= 1932 Isle of Man TT =

Annual motorcycle racing event

The 1932 Isle of Man Tourist Trophy race meeting was watched by Prince George, Duke of Kent, the first royal visitor to the Isle of Man TT Races. The 1932 Junior TT Race was won by Stanley Woods riding a Norton at an average race speed of 77.16 mi/h from Wal Handley and Tyrell Smith riding for the Rudge factory. Again Rudge were beaten in the 1932 Lightweight TT Race by Leo H. Davenport riding a New Imperial motorcycle at an average race speed of 70.48 mi/h. The 1932 Senior TT Race provided Stanley Woods with the "Norton Habit" and another Junior/Senior double win at an average race speed of 79.38 mi/h. The 1932 Senior TT Race was initially led on the first lap by Norton teammate Jimmie Simpson who set a new overall lap record of 27 minutes and 47 seconds at an average speed of 81.50 mi/h. Also on the first lap Wal Handley riding for Rudge crashed at the 11th milestone sustaining a back injury and retired.

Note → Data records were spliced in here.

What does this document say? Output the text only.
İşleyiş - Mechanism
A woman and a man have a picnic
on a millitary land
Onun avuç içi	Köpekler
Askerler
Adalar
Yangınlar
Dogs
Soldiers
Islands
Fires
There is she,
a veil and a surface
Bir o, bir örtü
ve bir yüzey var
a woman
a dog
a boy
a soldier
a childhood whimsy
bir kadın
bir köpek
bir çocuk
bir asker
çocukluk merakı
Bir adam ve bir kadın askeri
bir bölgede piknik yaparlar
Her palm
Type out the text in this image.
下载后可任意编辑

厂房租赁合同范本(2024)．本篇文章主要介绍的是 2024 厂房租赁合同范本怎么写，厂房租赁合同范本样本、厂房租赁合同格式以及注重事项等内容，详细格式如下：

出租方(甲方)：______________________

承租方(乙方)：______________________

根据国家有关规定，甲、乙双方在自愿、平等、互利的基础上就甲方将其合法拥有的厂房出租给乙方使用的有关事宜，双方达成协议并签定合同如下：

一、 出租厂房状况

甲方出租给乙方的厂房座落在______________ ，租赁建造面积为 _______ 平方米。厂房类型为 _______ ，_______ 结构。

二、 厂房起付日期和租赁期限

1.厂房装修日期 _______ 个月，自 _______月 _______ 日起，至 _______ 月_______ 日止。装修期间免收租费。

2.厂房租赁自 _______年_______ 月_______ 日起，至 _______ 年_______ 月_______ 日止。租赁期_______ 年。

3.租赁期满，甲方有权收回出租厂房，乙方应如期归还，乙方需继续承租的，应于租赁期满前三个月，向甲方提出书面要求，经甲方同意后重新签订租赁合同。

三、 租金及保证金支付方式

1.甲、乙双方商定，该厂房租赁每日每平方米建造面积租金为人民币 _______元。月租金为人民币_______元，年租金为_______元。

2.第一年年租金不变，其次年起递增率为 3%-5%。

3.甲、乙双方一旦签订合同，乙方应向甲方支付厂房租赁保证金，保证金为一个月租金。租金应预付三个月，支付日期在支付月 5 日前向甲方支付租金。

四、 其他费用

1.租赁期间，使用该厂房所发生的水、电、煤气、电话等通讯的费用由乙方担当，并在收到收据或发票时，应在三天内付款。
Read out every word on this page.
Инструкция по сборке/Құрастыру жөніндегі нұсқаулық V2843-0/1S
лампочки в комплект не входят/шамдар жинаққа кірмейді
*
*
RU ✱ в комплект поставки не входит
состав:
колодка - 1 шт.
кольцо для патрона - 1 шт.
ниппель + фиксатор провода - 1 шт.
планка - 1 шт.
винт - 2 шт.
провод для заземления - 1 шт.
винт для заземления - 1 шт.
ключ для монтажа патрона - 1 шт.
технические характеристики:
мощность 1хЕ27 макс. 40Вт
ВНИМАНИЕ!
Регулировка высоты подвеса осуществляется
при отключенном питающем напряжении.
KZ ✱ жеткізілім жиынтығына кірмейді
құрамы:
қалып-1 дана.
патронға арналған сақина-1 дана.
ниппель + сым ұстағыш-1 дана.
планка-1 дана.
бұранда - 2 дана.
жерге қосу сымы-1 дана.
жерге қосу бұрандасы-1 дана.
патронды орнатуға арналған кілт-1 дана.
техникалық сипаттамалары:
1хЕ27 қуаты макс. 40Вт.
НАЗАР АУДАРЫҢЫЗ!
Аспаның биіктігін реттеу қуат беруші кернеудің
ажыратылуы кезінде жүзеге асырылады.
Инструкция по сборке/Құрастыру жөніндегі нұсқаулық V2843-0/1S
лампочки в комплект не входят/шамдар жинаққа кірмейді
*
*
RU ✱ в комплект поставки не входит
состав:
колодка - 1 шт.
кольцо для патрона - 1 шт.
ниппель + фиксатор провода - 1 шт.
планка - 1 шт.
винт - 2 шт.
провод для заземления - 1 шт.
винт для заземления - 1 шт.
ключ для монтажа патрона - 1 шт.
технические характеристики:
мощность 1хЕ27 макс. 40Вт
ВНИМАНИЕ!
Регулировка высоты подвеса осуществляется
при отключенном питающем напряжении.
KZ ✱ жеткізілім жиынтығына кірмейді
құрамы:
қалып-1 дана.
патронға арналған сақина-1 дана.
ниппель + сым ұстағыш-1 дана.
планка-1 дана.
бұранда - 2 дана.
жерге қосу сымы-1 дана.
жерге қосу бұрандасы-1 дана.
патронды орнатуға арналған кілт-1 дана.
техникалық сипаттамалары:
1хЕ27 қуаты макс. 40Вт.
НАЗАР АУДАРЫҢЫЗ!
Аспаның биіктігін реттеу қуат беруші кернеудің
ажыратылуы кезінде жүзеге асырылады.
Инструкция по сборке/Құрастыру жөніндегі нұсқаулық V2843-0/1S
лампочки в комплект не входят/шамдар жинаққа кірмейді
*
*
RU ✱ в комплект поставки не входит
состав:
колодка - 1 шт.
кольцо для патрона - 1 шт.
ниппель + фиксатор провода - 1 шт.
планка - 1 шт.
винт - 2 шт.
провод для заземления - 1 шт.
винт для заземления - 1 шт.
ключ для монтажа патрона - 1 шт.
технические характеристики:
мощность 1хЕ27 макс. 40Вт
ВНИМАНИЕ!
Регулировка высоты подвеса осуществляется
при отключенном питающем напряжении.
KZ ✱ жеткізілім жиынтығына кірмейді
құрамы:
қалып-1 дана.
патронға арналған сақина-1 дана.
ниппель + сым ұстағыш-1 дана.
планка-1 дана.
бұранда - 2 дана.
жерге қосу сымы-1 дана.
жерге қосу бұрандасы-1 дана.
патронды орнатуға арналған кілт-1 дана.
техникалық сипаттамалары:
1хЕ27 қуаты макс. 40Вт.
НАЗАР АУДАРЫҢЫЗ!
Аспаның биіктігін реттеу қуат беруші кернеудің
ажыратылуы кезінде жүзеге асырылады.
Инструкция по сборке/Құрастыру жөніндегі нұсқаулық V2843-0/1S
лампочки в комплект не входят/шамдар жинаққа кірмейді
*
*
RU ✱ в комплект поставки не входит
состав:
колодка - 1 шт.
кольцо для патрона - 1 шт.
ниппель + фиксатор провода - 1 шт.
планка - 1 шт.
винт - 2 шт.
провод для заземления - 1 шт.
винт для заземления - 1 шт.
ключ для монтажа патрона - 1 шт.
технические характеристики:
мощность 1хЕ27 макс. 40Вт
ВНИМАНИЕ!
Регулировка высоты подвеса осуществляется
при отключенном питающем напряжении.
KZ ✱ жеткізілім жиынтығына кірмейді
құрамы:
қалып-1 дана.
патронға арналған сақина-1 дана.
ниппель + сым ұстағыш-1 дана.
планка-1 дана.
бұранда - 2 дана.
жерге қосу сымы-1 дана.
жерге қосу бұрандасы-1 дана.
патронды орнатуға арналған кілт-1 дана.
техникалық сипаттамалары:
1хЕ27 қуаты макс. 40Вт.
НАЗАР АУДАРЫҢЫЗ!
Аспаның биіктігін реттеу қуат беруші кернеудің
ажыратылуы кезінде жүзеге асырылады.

The place on the TT course where the incident occurred was renamed Handley's Corner.

==Senior TT (500cc)==

| Rank | Rider | Team | Speed | Time |
|---|---|---|---|---|
| 1 | IRL Stanley Woods | Norton | 79.38 mph (127.75 km/h) | 3.19.40.0 |
| 2 | SCO Jimmie Guthrie | Norton | 78.47 | 3:21.59.0 |
| 3 | UK Jimmie Simpson | Norton | 78.38 | 3:22.13.0 |
| 4 | UK Ernie Nott | Rudge | 78.34 | 3:22.19.0 |
| 5 | UK Charlie Dodson | Excelsior | 77.26 | 3:25.09.0 |
| 6 | UK Graham Walker | Rudge | 76.36 | 3:27.35.0 |
| 7 | UK John Duncan | Cotton | 75.79 | 3:29.08.0 |
| 8 | IRL Henry Tyrell-Smith | Rudge | 75.7 | 3:29.23.0 |
| 9 | AUS Arthur Simcock | Sunbeam | 72.4 | 3:38.56.0 |
| 10 | UK Gilbert Emery | Sunbeam | 72.36 | 3:39.02.0 |

==Junior TT (350cc)==

| Rank | Rider | Team | Speed | Time |
|---|---|---|---|---|
| 1 | IRL Stanley Woods | Norton | 77.16 mph (124.18 km/h) | 3.25.25.0 |
| 2 | UK Wal Handley | Rudge | 76.36 | 3:27.25.0 |
| 3 | IRL Henry Tyrell-Smith | Rudge | 74.02 | 3:34.08.0 |
| 4 | UK Charlie Dodson | Excelsior | 73.3 | 3:36.14.0 |
| 5 | UK Graham Walker | Rudge | 73.08 | 3:36.54.0 |
| 6 | UK Les Archer | Velocette | 72.05 | 3:40.00.0 |
| 7 | UK Leo Davenport | New Imperial | 71.94 | 3:40.20.0 |
| 8 | UK Alec Bennett | Velocette | 71.94 | 3:40.20.0 |
| 9 | UK Sid Gleave | New Imperial | 70.37 | 3:45.14.0 |
| 10 | UK Jack Williams | Velocette | 69.1 | 3:49.23.0 |

==Lightweight TT (250cc)==

| Rank | Rider | Team | Speed | Time |
|---|---|---|---|---|
| 1 | UK Leo Davenport | New Imperial | 70.48 mph (113.43 km/h) | 3.44.53.0 |
| 2 | UK Graham Walker | Rudge | 70.07 | 3:46.13.0 |
| 3 | UK Wal Handley | Rudge | 69.86 | 3:46.53.0 |
| 4 | UK Tommy Spann | New Imperial | 68.05 | 3:52.55.0 |
| 5 | UK Chris Tattersalt | Chris Tattersal Special (CTS) | 65.61 | 4:01.36.0 |
| 6 | UK Jock Fairweather | Cotton | 64.39 | 4:06.10.0 |
| 7 | South Africa Jimmy Lind | OK-Supreme | 62.47 | 4:13.43.0 |
| 8 | UK Harold Warburton | Excelsior | 59.43 | 4:26.42.0 |

Only 8 finishers

==Notes==
- During practice, Jimmie Guthrie riding a Norton motorcycle struck a sheep at Glen Duff Quarry.